夜空の実景描写に終始するのではなく、「自己の内面」や「精神的な静けさ」に焦点を当てることが最大のポイントです。秋の夜の静寂、澄んだ空気感、物思いに沈む時間などを通して、己の心の中にふと浮かび上がった清らかさや、逆に晴れきらない迷いなどを表現すると深みが生まれます。観念的(頭でっかち)になりすぎないよう、身近な静寂や具体的な動作(夜長に坐す、灯を消すなど)と結びつけると共感を呼びやすくなります。

相性のいい言葉・取り合わせ

・静寂・夜の情景を表す言葉(夜長、秋の夜、灯を消す、静けさ、独坐など) ・内省や精神の動きを表す言葉(澄む、曇る、照らす、己、友など) ・仏教・精神的な空間(寺、堂、座禅、経など)

心の月」の俳句例 (3件)

曇りなき心の月や法王堂
松尾芭蕉【現代語訳】法王堂の厳かな空間に身を置くと、我が心の内には一点の曇りもない澄み切った月が輝いているようだ。

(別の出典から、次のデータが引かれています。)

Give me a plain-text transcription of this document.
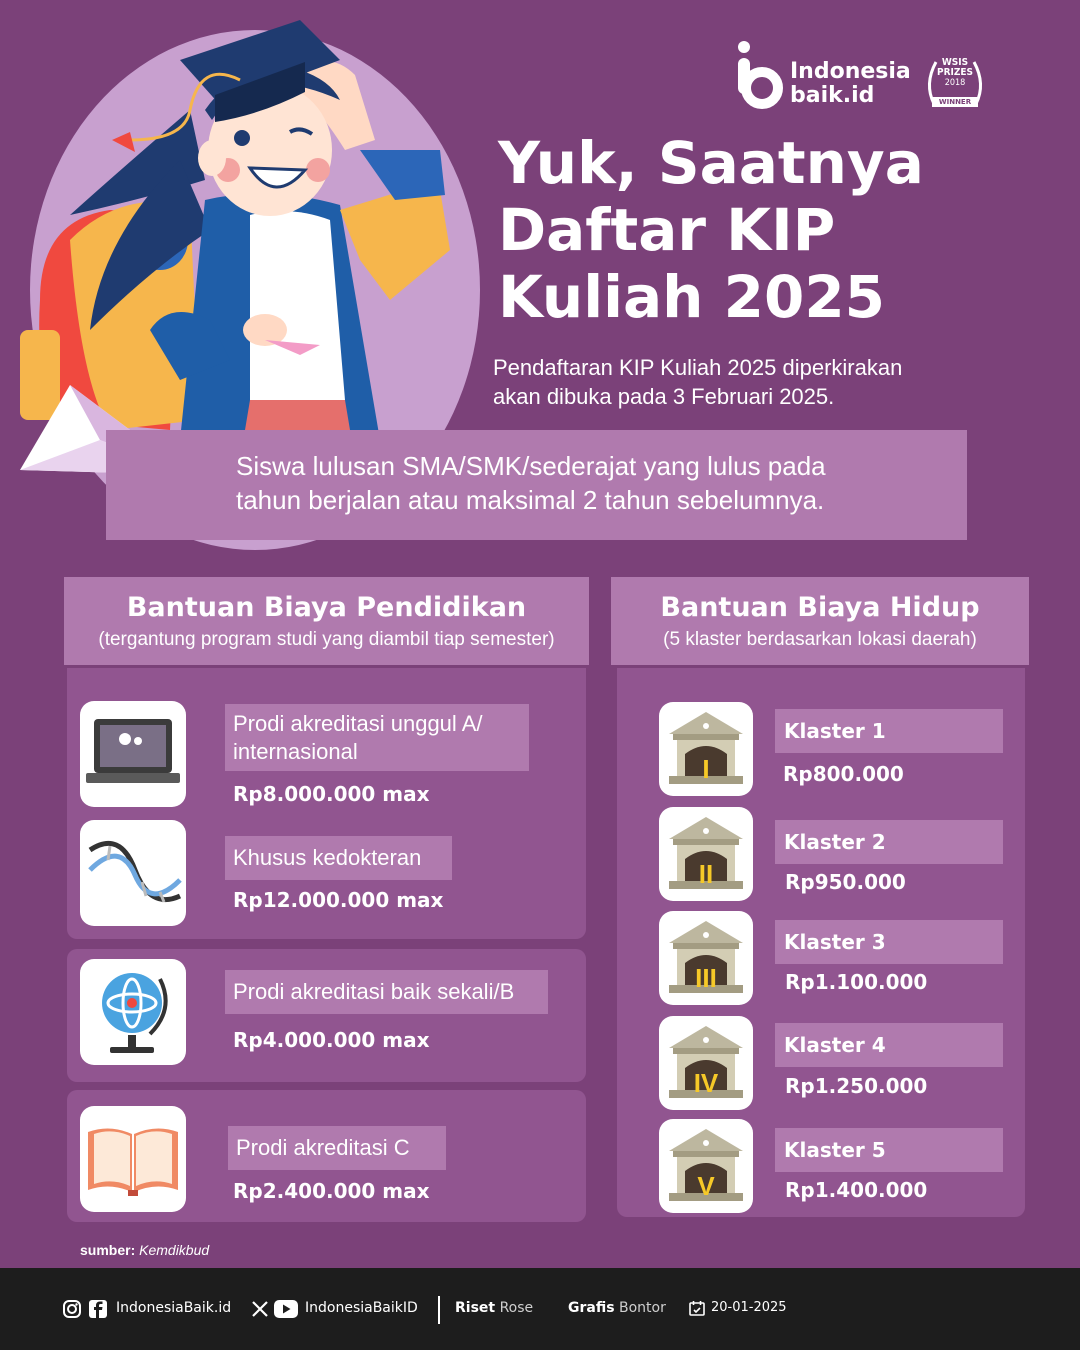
Indonesia
baik.id
WSIS
PRIZES
2018
WINNER
Yuk, Saatnya
Daftar KIP
Kuliah 2025
Pendaftaran KIP Kuliah 2025 diperkirakan
akan dibuka pada 3 Februari 2025.
Siswa lulusan SMA/SMK/sederajat yang lulus pada
tahun berjalan atau maksimal 2 tahun sebelumnya.
Bantuan Biaya Pendidikan

(tergantung program studi yang diambil tiap semester)

Prodi akreditasi unggul A/
internasional
Rp8.000.000 max
Khusus kedokteran
Rp12.000.000 max
Prodi akreditasi baik sekali/B
Rp4.000.000 max
Prodi akreditasi C
Rp2.400.000 max
Bantuan Biaya Hidup

(5 klaster berdasarkan lokasi daerah)

I
Klaster 1
Rp800.000
II
Klaster 2
Rp950.000
III
Klaster 3
Rp1.100.000
IV
Klaster 4
Rp1.250.000
V
Klaster 5
Rp1.400.000
sumber: Kemdikbud
IndonesiaBaik.id	IndonesiaBaikID	Riset Rose Grafis Bontor	20-01-2025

【鑑賞】仏の教えや神聖な場所に触れ、日常の雑念が払い落とされて心が明鏡のように清らかになった瞬間を捉えた格調高い一句です。
心の月見る人稀に秋の夜
向井去来【現代語訳】澄み渡る秋の夜だというのに、自分の内面にある清らかな心(心の月)を見つめようとする人は実に稀なことだ。【鑑賞】夜空の月を眺めて騒ぐ世人に対し、静かに自己の内省を深めることの尊さを詠み上げており、蕉門の高弟らしい精神性の高さが光ります。
我心の月を友とす秋の夜
正岡子規【現代語訳】長い秋の夜、静寂の中で自らの澄んだ心に浮かぶ月だけを唯一の友として過ごしている。【鑑賞】病臥にあって孤独な境遇にあっても、己の精神を研ぎ澄まし、澄明な心を拠り所として文学と向き合う子規の気高い志が伝わってくる句です。